Et cela, indépendamment même de la question de savoir si un apport est nécessaire afin qu’une opération donnée constitue un investissement protégeable. Ce qui a été pourtant érigé comme un critère d’identification d’investissement par l’arrêt (Arrêt de cassation, Cour de cassation chambre civile 1, du 28 mars 2018 N° de pourvoi : 16-16568) cassé et annulé par la Cour de cassation.

A cet effet, pour la cour, il s’agit d’une simple opération de vente et non un quelconque investissement, cette distinction est d’autant plus affirmée par le Traite en l’espèce, qui entend protéger le second.

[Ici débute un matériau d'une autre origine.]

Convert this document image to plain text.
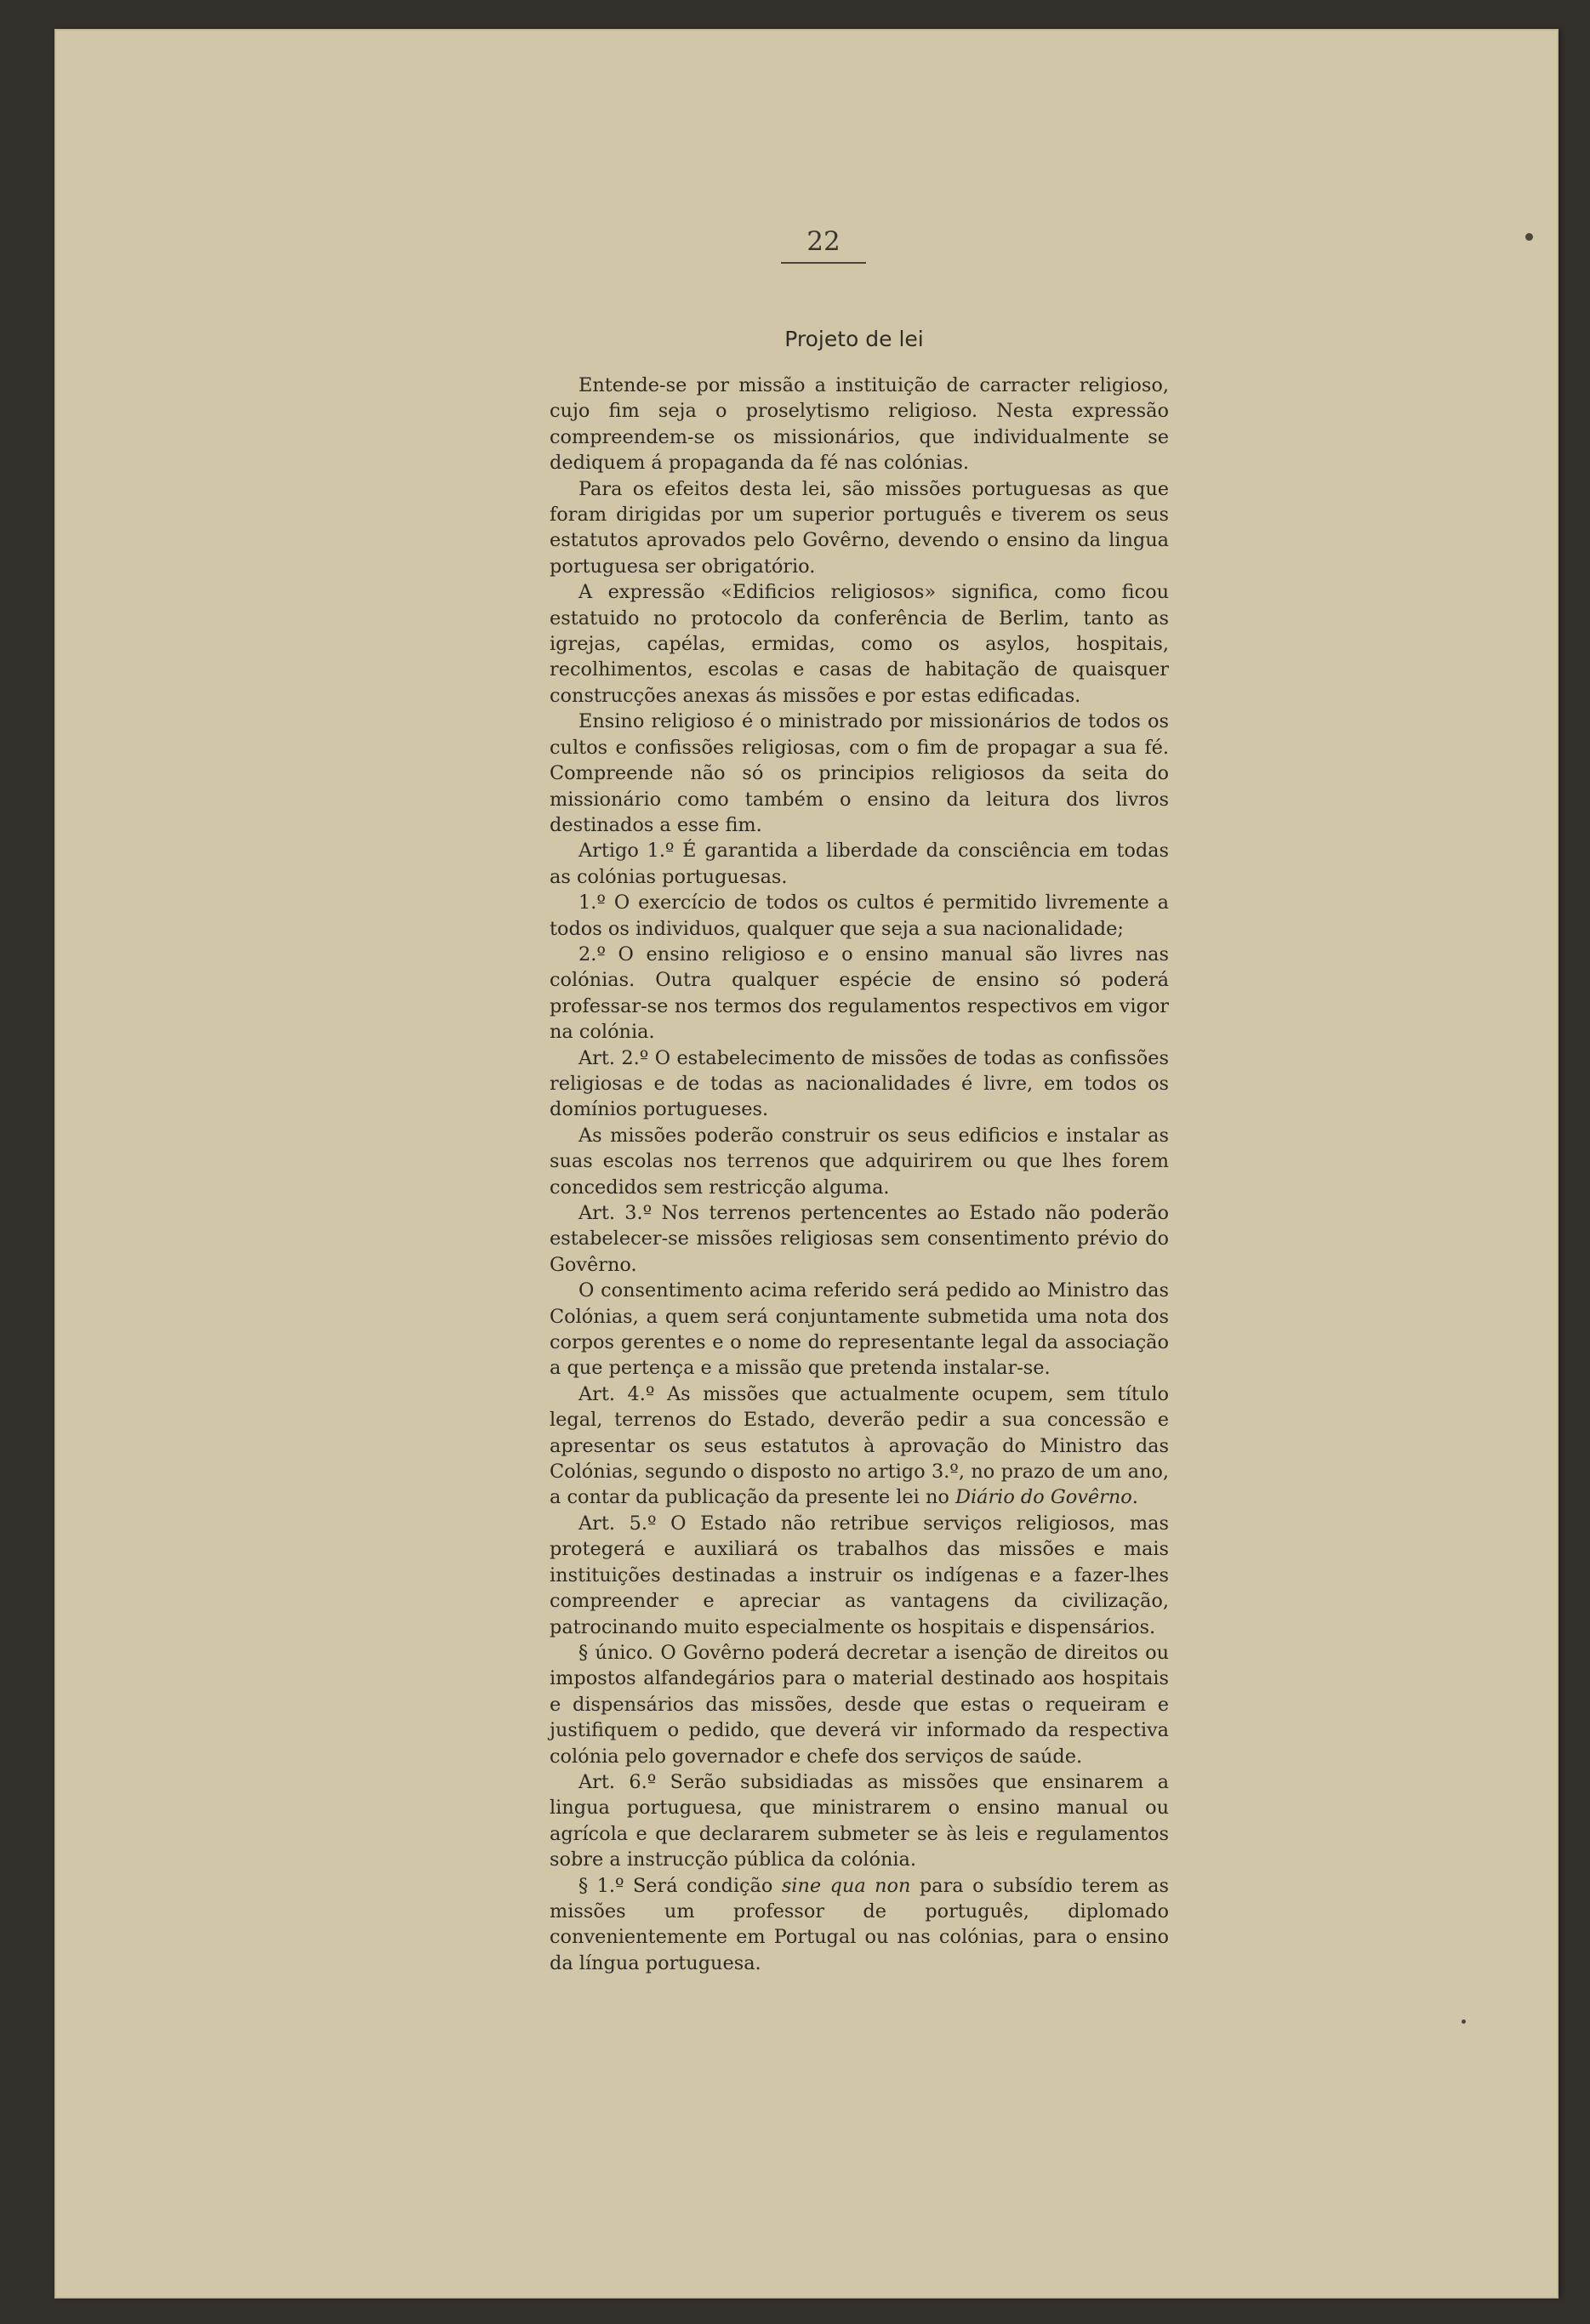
22
Projeto de lei

Entende-se por missão a instituição de carracter religioso, cujo fim seja o proselytismo religioso. Nesta expressão compreendem-se os missionários, que individualmente se dediquem á propaganda da fé nas colónias.

Para os efeitos desta lei, são missões portuguesas as que foram dirigidas por um superior português e tiverem os seus estatutos aprovados pelo Govêrno, devendo o ensino da lingua portuguesa ser obrigatório.

A expressão «Edificios religiosos» significa, como ficou estatuido no protocolo da conferência de Berlim, tanto as igrejas, capélas, ermidas, como os asylos, hospitais, recolhimentos, escolas e casas de habitação de quaisquer construcções anexas ás missões e por estas edificadas.

Ensino religioso é o ministrado por missionários de todos os cultos e confissões religiosas, com o fim de propagar a sua fé. Compreende não só os principios religiosos da seita do missionário como também o ensino da leitura dos livros destinados a esse fim.

Artigo 1.º É garantida a liberdade da consciência em todas as colónias portuguesas.

1.º O exercício de todos os cultos é permitido livremente a todos os individuos, qualquer que seja a sua nacionalidade;

2.º O ensino religioso e o ensino manual são livres nas colónias. Outra qualquer espécie de ensino só poderá professar-se nos termos dos regulamentos respectivos em vigor na colónia.

Art. 2.º O estabelecimento de missões de todas as confissões religiosas e de todas as nacionalidades é livre, em todos os domínios portugueses.

As missões poderão construir os seus edificios e instalar as suas escolas nos terrenos que adquirirem ou que lhes forem concedidos sem restricção alguma.

Art. 3.º Nos terrenos pertencentes ao Estado não poderão estabelecer-se missões religiosas sem consentimento prévio do Govêrno.

O consentimento acima referido será pedido ao Ministro das Colónias, a quem será conjuntamente submetida uma nota dos corpos gerentes e o nome do representante legal da associação a que pertença e a missão que pretenda instalar-se.

Art. 4.º As missões que actualmente ocupem, sem título legal, terrenos do Estado, deverão pedir a sua concessão e apresentar os seus estatutos à aprovação do Ministro das Colónias, segundo o disposto no artigo 3.º, no prazo de um ano, a contar da publicação da presente lei no Diário do Govêrno.

Art. 5.º O Estado não retribue serviços religiosos, mas protegerá e auxiliará os trabalhos das missões e mais instituições destinadas a instruir os indígenas e a fazer-lhes compreender e apreciar as vantagens da civilização, patrocinando muito especialmente os hospitais e dispensários.

§ único. O Govêrno poderá decretar a isenção de direitos ou impostos alfandegários para o material destinado aos hospitais e dispensários das missões, desde que estas o requeiram e justifiquem o pedido, que deverá vir informado da respectiva colónia pelo governador e chefe dos serviços de saúde.

Art. 6.º Serão subsidiadas as missões que ensinarem a lingua portuguesa, que ministrarem o ensino manual ou agrícola e que declararem submeter se às leis e regulamentos sobre a instrucção pública da colónia.

§ 1.º Será condição sine qua non para o subsídio terem as missões um professor de português, diplomado convenientemente em Portugal ou nas colónias, para o ensino da língua portuguesa.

En voie de conséquence, sans investissement, la protection offerte par le TCE fait défaut, pour la cour, il y lieu de juger que le tribunal arbitral s’est à tort déclaré compétent pour connaître du litige opposant la société Energoalians à la République de Moldavie, cette incompétence constituant un motif d’annulation de la sentence arbitrale litigieuse en application des dispositions de l’article 1520, 1° du Code de procédure civile.

Tant l’approche de la CJUE que la cour d’appel de céans viennent conforter ce qu’avait défendu le président du tribunal arbitral dans une opinion dissidente selon laquelle le droit de créance transmis à la société Energoalians ne constitue pas un « investissement » au sens du TCE de sorte que la juridiction arbitrale aurait dû se déclarer incompétente.

Toutefois, l’approche restrictive de la CJUE suivie par la CA de paris n’en reste pas moins critiquable, cette conclusion est contraire à de nombreuses décisions antérieures des tribunaux d’investissement.

L’affirmation de l’autorité de la chose interprétée de la CJUE.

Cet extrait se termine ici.